Vayikra 5774:                        From the Heart

By Rabbi Joshua (fondly known as The Hoffer) Hoffman

 

Parshas Vayikra begins by telling us that God called to Moshe from the tent of meeting and spoke to him (Vayikra 1:11).  Rashi, citing the Toras Kohanim, says that the word “vayikra,” and He called, is an expression of love that is used before all statements and commands.  Rabbi Kolonymous Kalmish Shapiro, in his Eish Kodesh, asks why Rashi chose to explain this expression here, in regard to the laws of sacrifices.  After all, the expression is used when God spoke to Moshe at the burning bush, and when He gave him the Torah, as well, but Rashi did not explain the expression in those instances.  What is so significant about the laws of sacrifices that led Rashi, following the Toras Kohanim to explain the expression of “vayikra” specifically in this regard?

 

Among Rabbi Shapiro’s answers is that since animal sacrifices represent, symbolically, the offering up of the person himself to God, as the Ramban teaches, they also represent the suffering that a person goes through in the course of his life. This, he says, is hinted to in the next verse, which says, “When a person from among you brings a sacrifice to God” (Vayikra 1:2). “Mikem,” from among you, can be understood to mean “from the person’s own being”, or from himself. Rabbi Shapiro explains that a person needs to know that the suffering he experiences in life also stems from God’s love, and this is why Rashi explains the term “Vayikra” here. 

 

This answer of Rabbi Shapiro is very fitting for him, as he wrote his work while living in the Warsaw Ghetto, guiding the people there during their travails. We may add to his explanation that on a more basic level, following the remarks of Rav Menachem Kasher in a supplement to his Torah Shelaimah on Parshas Vayikra, that the entire institution of korbanos, of sacrifices, is an expression of one’s love for God and a desire to come close to Him. This idea is really a further development of the Ramban’s teaching that korbanos represent a symbolic offering of the person himself to God.

 

Perhaps we can add a further explanation for the emphasis on an expression of love in our verse, which, although not given by Rabbi Shapiro, certainly reflects his approach to Torah education, as exhibited in the role of a Rosh Yeshiva who taught adolescents in pre-World War II Poland. Rabbi Zechariah Wallerstein, in a stirring address on Jewish education given at this past year’s Agudath Israel convention, spoke of the need for teachers to endear themselves to their students, following the lead of Boaz, who brought Rus closer to God by calling her “Rus my daughter.” He cited Rav Chaim Yosef Azulai, the Chidah, in his Nachal Kedumin to Vayeitzei, who points out that when God appears to Yaakov in a prophetic dream on his way to Lavan’s home, He identifies Himself as “the God of Avraham your father and the God of Yitzchok (Bereishis 28:13).

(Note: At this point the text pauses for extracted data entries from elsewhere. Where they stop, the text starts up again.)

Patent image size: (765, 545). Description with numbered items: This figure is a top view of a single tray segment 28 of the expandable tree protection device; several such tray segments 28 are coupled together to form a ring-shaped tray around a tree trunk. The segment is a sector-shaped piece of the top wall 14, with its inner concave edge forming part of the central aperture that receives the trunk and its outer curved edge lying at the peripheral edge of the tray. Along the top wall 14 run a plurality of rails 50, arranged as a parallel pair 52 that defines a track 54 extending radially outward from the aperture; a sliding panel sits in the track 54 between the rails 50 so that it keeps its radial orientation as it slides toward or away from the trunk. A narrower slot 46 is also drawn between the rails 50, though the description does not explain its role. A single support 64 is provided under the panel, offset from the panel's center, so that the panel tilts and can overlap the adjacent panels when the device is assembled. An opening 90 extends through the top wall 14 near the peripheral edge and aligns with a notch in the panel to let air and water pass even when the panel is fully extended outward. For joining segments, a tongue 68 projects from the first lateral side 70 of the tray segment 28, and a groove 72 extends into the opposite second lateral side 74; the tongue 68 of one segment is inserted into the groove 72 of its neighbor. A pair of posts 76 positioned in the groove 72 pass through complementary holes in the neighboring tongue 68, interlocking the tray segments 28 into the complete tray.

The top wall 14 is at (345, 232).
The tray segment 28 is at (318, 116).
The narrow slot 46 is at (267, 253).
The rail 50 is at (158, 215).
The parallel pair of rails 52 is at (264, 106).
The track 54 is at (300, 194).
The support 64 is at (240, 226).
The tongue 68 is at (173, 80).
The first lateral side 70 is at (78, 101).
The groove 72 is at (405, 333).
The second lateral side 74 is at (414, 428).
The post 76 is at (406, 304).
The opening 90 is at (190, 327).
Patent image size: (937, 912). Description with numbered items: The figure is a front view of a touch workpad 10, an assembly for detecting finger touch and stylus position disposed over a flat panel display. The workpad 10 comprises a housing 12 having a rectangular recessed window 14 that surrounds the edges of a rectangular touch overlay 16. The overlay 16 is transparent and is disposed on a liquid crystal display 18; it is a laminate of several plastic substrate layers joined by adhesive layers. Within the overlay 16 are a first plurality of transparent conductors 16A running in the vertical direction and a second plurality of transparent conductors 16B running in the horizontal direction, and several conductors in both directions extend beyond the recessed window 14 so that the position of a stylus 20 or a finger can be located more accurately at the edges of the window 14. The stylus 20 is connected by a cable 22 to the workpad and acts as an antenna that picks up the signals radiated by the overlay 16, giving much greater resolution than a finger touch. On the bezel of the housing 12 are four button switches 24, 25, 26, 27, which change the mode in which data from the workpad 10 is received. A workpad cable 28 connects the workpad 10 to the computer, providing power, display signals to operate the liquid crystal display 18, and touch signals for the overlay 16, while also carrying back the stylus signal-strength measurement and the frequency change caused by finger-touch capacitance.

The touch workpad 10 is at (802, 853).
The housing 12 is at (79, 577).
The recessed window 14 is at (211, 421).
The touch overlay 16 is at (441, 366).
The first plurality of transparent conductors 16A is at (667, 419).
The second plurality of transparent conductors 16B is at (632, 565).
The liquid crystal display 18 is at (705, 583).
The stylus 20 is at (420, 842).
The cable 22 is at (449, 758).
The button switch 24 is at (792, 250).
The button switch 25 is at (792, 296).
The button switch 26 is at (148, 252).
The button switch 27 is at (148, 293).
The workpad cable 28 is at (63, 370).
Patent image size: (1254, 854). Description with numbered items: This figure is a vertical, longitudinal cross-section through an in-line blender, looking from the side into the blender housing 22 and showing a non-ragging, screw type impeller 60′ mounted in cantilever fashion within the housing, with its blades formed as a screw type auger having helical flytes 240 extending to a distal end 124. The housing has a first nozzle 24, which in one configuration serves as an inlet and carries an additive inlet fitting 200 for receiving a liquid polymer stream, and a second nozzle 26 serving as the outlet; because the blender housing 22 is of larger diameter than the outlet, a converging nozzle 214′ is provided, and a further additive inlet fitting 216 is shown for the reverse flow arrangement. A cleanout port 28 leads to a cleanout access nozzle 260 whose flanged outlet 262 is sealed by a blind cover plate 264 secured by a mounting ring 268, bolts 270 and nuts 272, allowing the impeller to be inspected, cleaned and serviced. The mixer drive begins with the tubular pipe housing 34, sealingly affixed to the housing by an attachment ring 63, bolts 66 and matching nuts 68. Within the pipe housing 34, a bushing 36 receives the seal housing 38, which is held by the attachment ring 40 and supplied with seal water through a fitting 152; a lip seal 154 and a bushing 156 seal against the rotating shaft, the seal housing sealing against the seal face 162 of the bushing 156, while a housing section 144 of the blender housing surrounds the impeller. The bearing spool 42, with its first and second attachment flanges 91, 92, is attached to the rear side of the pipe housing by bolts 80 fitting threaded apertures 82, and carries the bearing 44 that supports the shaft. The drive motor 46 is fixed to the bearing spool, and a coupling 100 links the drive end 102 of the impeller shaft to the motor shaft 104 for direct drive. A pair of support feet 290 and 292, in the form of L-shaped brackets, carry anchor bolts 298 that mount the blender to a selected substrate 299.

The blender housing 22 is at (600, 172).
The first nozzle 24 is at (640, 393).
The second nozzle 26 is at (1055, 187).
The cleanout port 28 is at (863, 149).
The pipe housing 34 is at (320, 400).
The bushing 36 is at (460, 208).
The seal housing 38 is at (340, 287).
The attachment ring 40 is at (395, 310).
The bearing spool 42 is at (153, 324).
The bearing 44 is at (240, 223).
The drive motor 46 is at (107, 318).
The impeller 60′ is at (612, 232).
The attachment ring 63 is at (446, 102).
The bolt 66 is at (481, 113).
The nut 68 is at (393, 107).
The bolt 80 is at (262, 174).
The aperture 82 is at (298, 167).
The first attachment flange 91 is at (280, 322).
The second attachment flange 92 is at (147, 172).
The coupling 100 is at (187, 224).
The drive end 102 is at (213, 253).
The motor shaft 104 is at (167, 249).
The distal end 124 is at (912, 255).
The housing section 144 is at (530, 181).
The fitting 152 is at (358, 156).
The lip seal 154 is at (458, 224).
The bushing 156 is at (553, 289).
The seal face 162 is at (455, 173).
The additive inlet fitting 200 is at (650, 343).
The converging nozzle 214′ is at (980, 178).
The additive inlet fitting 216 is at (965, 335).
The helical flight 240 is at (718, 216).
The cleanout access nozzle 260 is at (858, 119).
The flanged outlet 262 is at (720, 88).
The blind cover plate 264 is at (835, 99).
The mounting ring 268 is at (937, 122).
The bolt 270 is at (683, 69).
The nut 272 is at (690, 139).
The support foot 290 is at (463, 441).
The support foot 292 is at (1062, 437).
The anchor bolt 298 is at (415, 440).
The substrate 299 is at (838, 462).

Why does He refer to Yaakov’s grandfather, Avraham, as his father, and to Yitzchok, who was actually his father, merely as Yitzchok? The Chida answers that when Yaakov was growing up, Avraham was already an older man, and spent a great deal of time teaching Torah to him. While learning with him, he undoubtedly repeatedly called him “Yaakov my son!”  Yitzchok, however, spent his time mostly with Eisav, and although we do find that he called Eisav “my son,” the posuk does not record that he called Yaakov in that way as well. This, said Rabbi Wallerstein, is a powerful message to educators regarding the importance of treating their students in a loving manner, showing that they care for them.  Perhaps, then, this is another reason why the message of the word “Vayikra”, as an expression of love, is used here in regard to the laws of korbanos. As Rav Yissochor Frand has pointed out, we have here the best teacher in the world, God Himself, and the best student, Moshe, and a topic that is profound and fascinating, and yet, without using an expression of love in the teaching process, the effort will not succeed to its full extent.